The first decision was probably influenced by his experience as Deputy - and therefore day-to-day organiser - at Castle School, Thornbury, an innovative school where the then Local Authority, Gloucestershire, pioneered much work in what was then called Personal and Social Education. Since this subject was merely tacked on at Fourth and Fifth year level, drew staff from a variety of different disciplines, and was taught in half-class groups, it posed considerable organisational problems. It seemed that if one could unite PSE with Careers Education, Community Service, and Physical Education, a viable Faculty could be created, and take its place alongside the other more traditional subject areas. In fact, the School was lucky enough to secure as its first Head of Faculty of Social Education the services of Ron Richards, the present Head. Also prominent in the early work of the Faculty were the School’s first two Senior Mistresses (if one dare use such a term in the twenty-first century) - Ruth Wright and Barbara Lambert, while Andy Morris and Viv Bath built up a strong Careers programme, and Mike Legg and Jane Humphries led strong teams of Physical Education teachers
The second decision was influenced by the importance the new Head attached to the Pastoral side of the School’s life, and the important part that the Form Tutor and the Head of Year played in every pupil’s life.

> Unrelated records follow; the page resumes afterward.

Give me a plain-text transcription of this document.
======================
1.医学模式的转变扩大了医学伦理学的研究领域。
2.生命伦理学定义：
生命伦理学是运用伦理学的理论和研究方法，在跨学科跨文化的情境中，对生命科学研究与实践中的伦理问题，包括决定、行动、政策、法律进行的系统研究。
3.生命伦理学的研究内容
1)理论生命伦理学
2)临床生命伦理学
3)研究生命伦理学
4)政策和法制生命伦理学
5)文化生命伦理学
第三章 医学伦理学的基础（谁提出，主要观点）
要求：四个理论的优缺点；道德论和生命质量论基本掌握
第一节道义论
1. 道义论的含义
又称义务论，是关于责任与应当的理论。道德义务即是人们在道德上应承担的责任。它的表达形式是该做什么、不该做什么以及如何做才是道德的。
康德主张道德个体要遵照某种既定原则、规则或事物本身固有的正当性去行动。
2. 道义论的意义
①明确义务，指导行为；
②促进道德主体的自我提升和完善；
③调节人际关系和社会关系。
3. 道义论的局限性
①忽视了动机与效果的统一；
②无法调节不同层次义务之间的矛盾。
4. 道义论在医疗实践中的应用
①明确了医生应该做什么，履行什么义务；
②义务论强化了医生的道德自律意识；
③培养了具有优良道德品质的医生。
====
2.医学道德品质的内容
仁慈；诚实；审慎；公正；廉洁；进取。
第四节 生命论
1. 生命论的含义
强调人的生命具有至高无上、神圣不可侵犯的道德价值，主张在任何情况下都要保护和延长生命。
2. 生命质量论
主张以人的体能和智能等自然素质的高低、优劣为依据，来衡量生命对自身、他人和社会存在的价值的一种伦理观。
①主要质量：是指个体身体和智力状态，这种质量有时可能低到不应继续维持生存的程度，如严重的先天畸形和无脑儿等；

When the School moved to its new buildings in 1977, they leant themselves to the Faculty and Year Group structure, although the first Head had no influence whatsoever on the first stage of the School’s buildings. Each Faculty had a Head of Faculty’s office, a telephone, and a small resource area, primitive by today’s standards, but undreamt of in an earlier generation of schools. Each Year group had a dining/social area where the Head of Year reigned supreme, had an office with a telephone, and was encouraged to develop a Year Group ethos. Meals were served to the dining areas from a central school kitchen.
The School’s innovative outlook attracted not only many visitors - already mentioned in the existing history - but ensured that when teaching posts were advertised, very strong short lists could be compiled from a large number of applicants, many of whom referred to E323, the Open University course which had used the School as a case-study school for the Unit on School Management. When the School had grown to the size to qualify for the appointment of a third Deputy Head, over 250 applications were received, many of such calibre that the Head, Deputies, and Chairman of Governors, found it very difficult to whittle the number down to a manageable short-list.
It may be worth mentioning that the policy of the L.E.A., Avon, was to appoint School Governors in exactly the same proportion as seats were held by the different political parties on the County Council, so that each new election might bring a wholesale change of Governors. In some areas of the authority, every Governors’ meeting became a political dogfight. Fortunately, at Priory, we were blessed with two Chairmen, one from the left, and one from the right, who were strong enough not to allow this to happen. The School was also fortunate in its first pastoral adviser - the back-door route to the Authority; he was Frank Robinson, the second Music Adviser.